Elizabeth Symons, Baroness Symons of Vernham Dean

The Right Honourable Elizabeth Conway Symons, Baroness Symons of Vernham Dean, PC (born 14 April 1951) is a British politician, and formerly a Minister of State at the Foreign and Commonwealth Office. She was created a Labour life peer in 1996.
Her father, Ernest Symons, was Chairman of HM Board of Inland Revenue. She was educated at Putney High School for Girls and Girton College, Cambridge. She was an administration trainee at the Department of the Environment from 1974 to 1977.
She then worked for trade unions. She was with the Inland Revenue Staff Federation from 1977 to 1989 (her father had retired so she had no conflict of interest) and was General Secretary of the Association of First Division Civil Servants from 1989 to 1997.
Lady Symons of Vernham Dean was or remains a member of the British-American Project (BAP). It has a membership of 600 leaders and opinion formers, drawn equally from both countries, according to The Guardian, and holds an annual conference at which everything that is said is officially off-the-record. [1] According to investigative journalist John Pilger, the BAP has been funded by and worked with a long list of U.S. right-wing foundations and groups including the Pew Charitable Trust, which provided the start-up funds.[2]

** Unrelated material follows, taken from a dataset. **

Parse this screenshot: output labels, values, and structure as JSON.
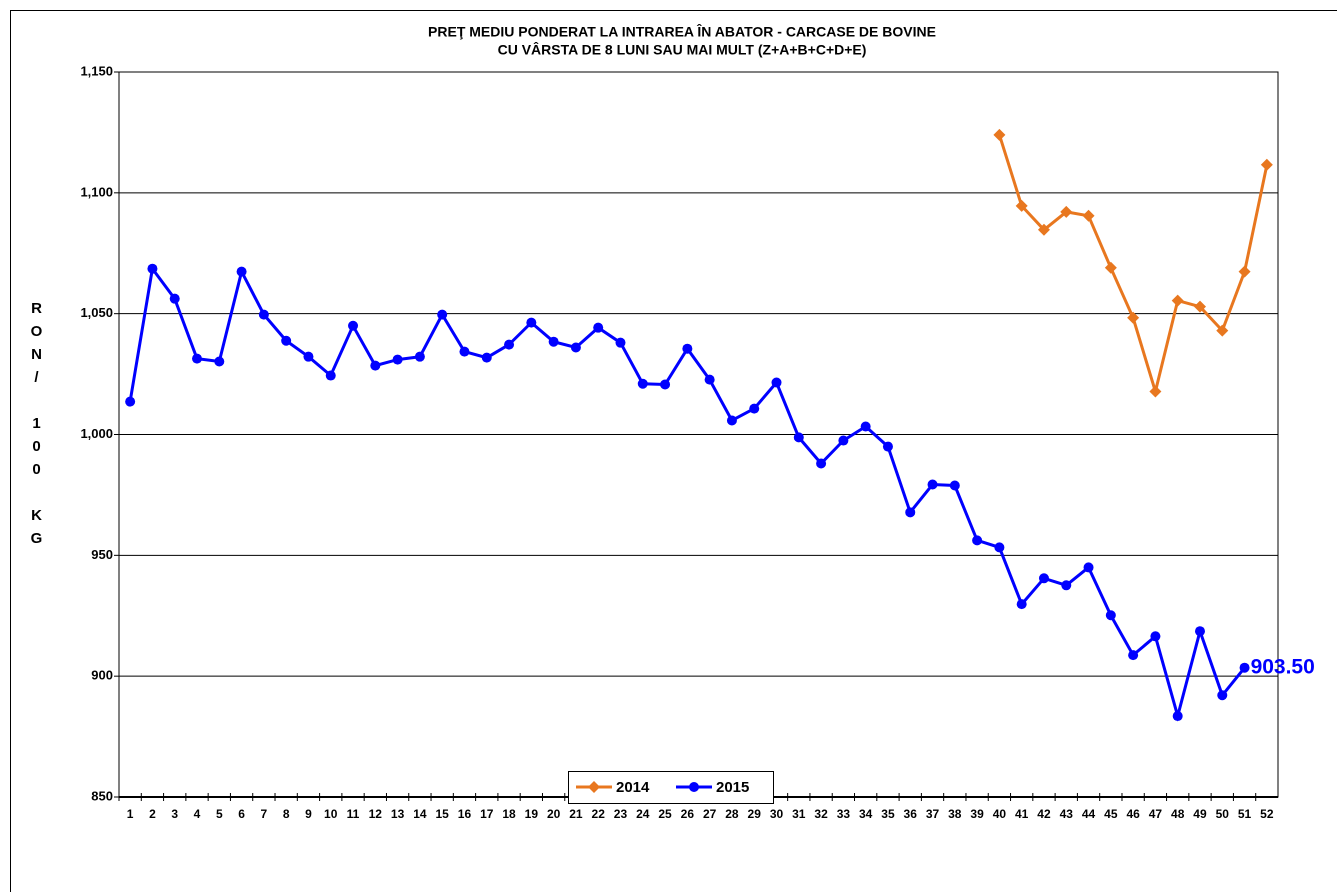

In 1999, she was appointed Minister of State for Defence Procurement. In June 2003, she was appointed Minister of State for the Middle East, International Security, Consular and Personal Affairs in the Foreign and Commonwealth Office and Deputy Leader of the House of Lords. She was not given a job in the re-shuffle after the general election of 5 May 2005, and became a non-executive director of British Airways.
In 2001, she married her long-standing partner, Phil Bassett, Rupert Murdoch's former labour writer at The Times; they already had one son (James, born 1985). In October 2002, Phil Bassett was appointed to the strategic communications unit in 10 Downing Street, leaving in September 2003 to become special adviser to Lord Falconer of Thoroton, the Lord Chancellor and Secretary of State for Constitutional Affairs.